The Ultimate Gift

September 25, 2016

Jesus, the Buddha, Lao Tzo, Ramana Maharshi, Rumi, and scores of other mystics simply and consistently stated that our lone goal in this world is to (re)discover our true nature, the central conceit being that a false ego has arisen to cloud this reality.

Sprinkled across human history, these mysterious, rebellious souls reminded those who would listen than the unfettered joy, love, and peace that ‘surpasses understanding’ is always and forever in us and around us; that we are bliss itself and that it is nearer to us than our own breath.

And often under the threat or actual execution of torture and death, they told us not to fear; that we were never born, will not die, and that all of the world’s great evils and suffering are fictions of the same minds that occlude the light of our own being.

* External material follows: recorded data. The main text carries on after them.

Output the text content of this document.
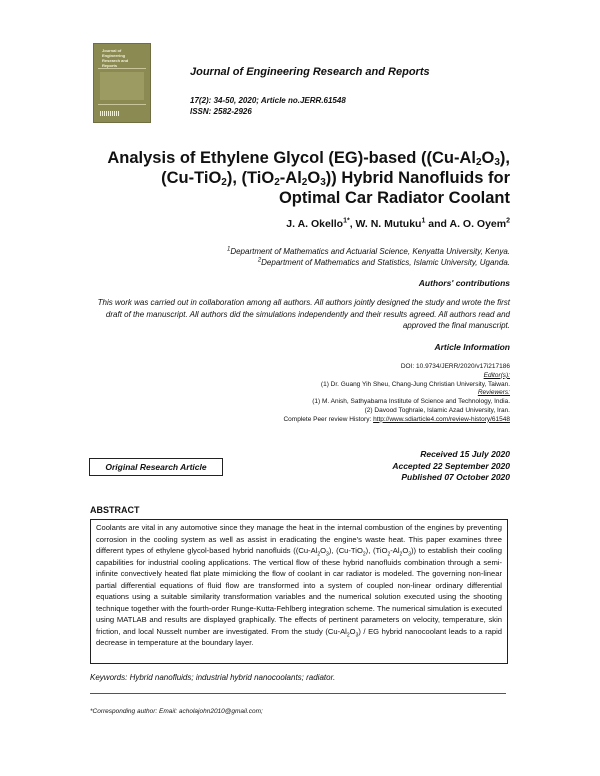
Journal of Engineering Research and Reports
Journal of Engineering Research and Reports
17(2): 34-50, 2020; Article no.JERR.61548
ISSN: 2582-2926
Analysis of Ethylene Glycol (EG)-based ($(Cu-Al_2O_3)$,
(Cu-TiO$_2$), $(TiO_2-Al_2O_3)$) Hybrid Nanofluids for
Optimal Car Radiator Coolant
J. A. Okello$^{1*}$, W. N. Mutuku$^1$ and A. O. Oyem$^2$
$^1$Department of Mathematics and Actuarial Science, Kenyatta University, Kenya.
$^2$Department of Mathematics and Statistics, Islamic University, Uganda.
Authors' contributions
This work was carried out in collaboration among all authors. All authors jointly designed the study and wrote the first draft of the manuscript. All authors did the simulations independently and their results agreed. All authors read and approved the final manuscript.
Article Information
DOI: 10.9734/JERR/2020/v17i217186
Editor(s):
(1) Dr. Guang Yih Sheu, Chang-Jung Christian University, Taiwan.
Reviewers:
(1) M. Anish, Sathyabama Institute of Science and Technology, India.
(2) Davood Toghraie, Islamic Azad University, Iran.
Complete Peer review History: http://www.sdiarticle4.com/review-history/61548
Received 15 July 2020
Accepted 22 September 2020
Published 07 October 2020
Original Research Article
ABSTRACT
Coolants are vital in any automotive since they manage the heat in the internal combustion of the engines by preventing corrosion in the cooling system as well as assist in eradicating the engine's waste heat. This paper examines three different types of ethylene glycol-based hybrid nanofluids ($(Cu-Al_2O_3)$, (Cu-TiO$_2$), $(TiO_2-Al_2O_3)$) to establish their cooling capabilities for industrial cooling applications. The vertical flow of these hybrid nanofluids combination through a semi-infinite convectively heated flat plate mimicking the flow of coolant in car radiator is modeled. The governing non-linear partial differential equations of fluid flow are transformed into a system of coupled non-linear ordinary differential equations using a suitable similarity transformation variables and the numerical solution executed using the shooting technique together with the fourth-order Runge-Kutta-Fehlberg integration scheme. The numerical simulation is executed using MATLAB and results are displayed graphically. The effects of pertinent parameters on velocity, temperature, skin friction, and local Nusselt number are investigated. From the study $(Cu-Al_2O_3)$ / EG hybrid nanocoolant leads to a rapid decrease in temperature at the boundary layer.
Keywords: Hybrid nanofluids; industrial hybrid nanocoolants; radiator.
*Corresponding author: Email: acholajohn2010@gmail.com;
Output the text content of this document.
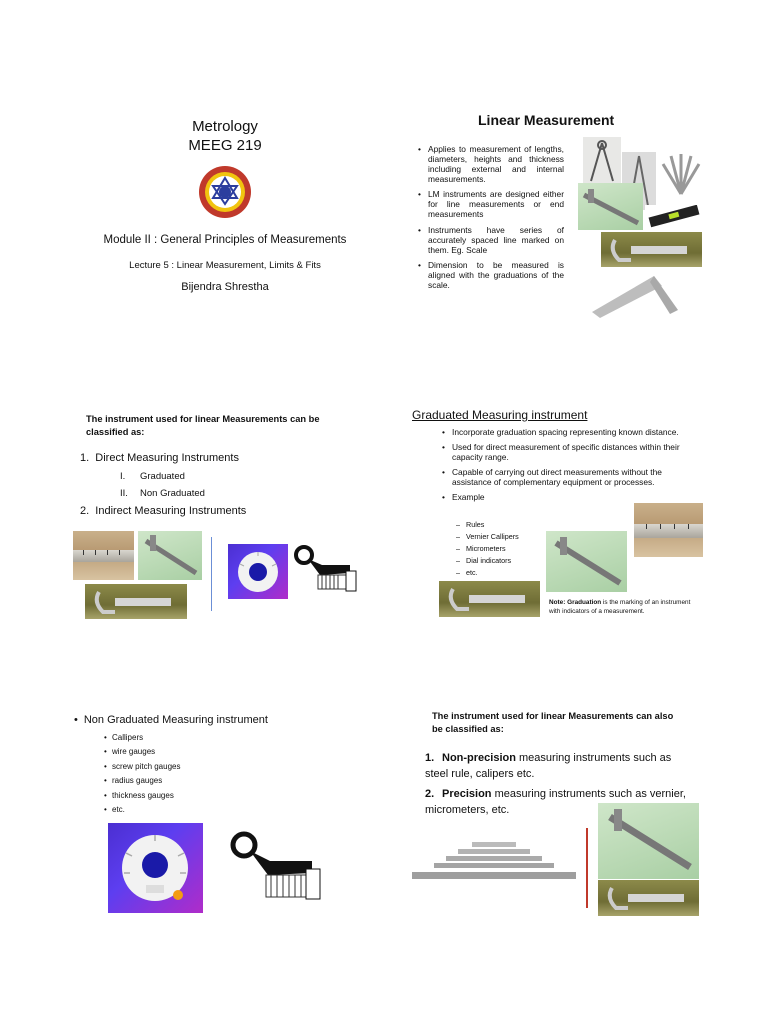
Metrology
MEEG 219
Module II : General Principles of Measurements
Lecture 5 : Linear Measurement, Limits & Fits
Bijendra Shrestha
Linear Measurement
• Applies to measurement of lengths, diameters, heights and thickness including external and internal measurements.
• LM instruments are designed either for line measurements or end measurements
• Instruments have series of accurately spaced line marked on them. Eg. Scale
• Dimension to be measured is aligned with the graduations of the scale.
The instrument used for linear Measurements can be classified as:
1.  Direct Measuring Instruments
I. Graduated
II. Non Graduated
2.  Indirect Measuring Instruments
Graduated Measuring instrument
• Incorporate graduation spacing representing known distance.
• Used for direct measurement of specific distances within their capacity range.
• Capable of carrying out direct measurements without the assistance of complementary equipment or processes.
• Example
– Rules
– Vernier Callipers
– Micrometers
– Dial indicators
– etc.
Note: Graduation is the marking of an instrument with indicators of a measurement.
• Non Graduated Measuring instrument
• Callipers
• wire gauges
• screw pitch gauges
• radius gauges
• thickness gauges
• etc.
The instrument used for linear Measurements can also be classified as:
1. Non-precision measuring instruments such as steel rule, calipers etc.
2. Precision measuring instruments such as vernier, micrometers, etc.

Why so few actually respond to or feel sufficiently called to such teachings is a mystery. But this much appears true: the troubles of the human world are inextricably linked to this willful resistance to and denial of these mystical teachings. Put another way, the more we obsess about and strive for the material rewards that our minds tell us matter, the more troubled and unhappy our world becomes.

If we placed human consciousness on a spectrum, on one end would lie the pathologies of the mind – the sociopaths, psychopaths, neurotics. At the other end are those who have attained, for wont of a better term, cosmic consciousness – those who have become ‘enlightened’ of the ego or awakened to their true nature.

Across the middle of that spectrum exists the majority of human kind, the mass of men ‘living lives of quiet desperation.’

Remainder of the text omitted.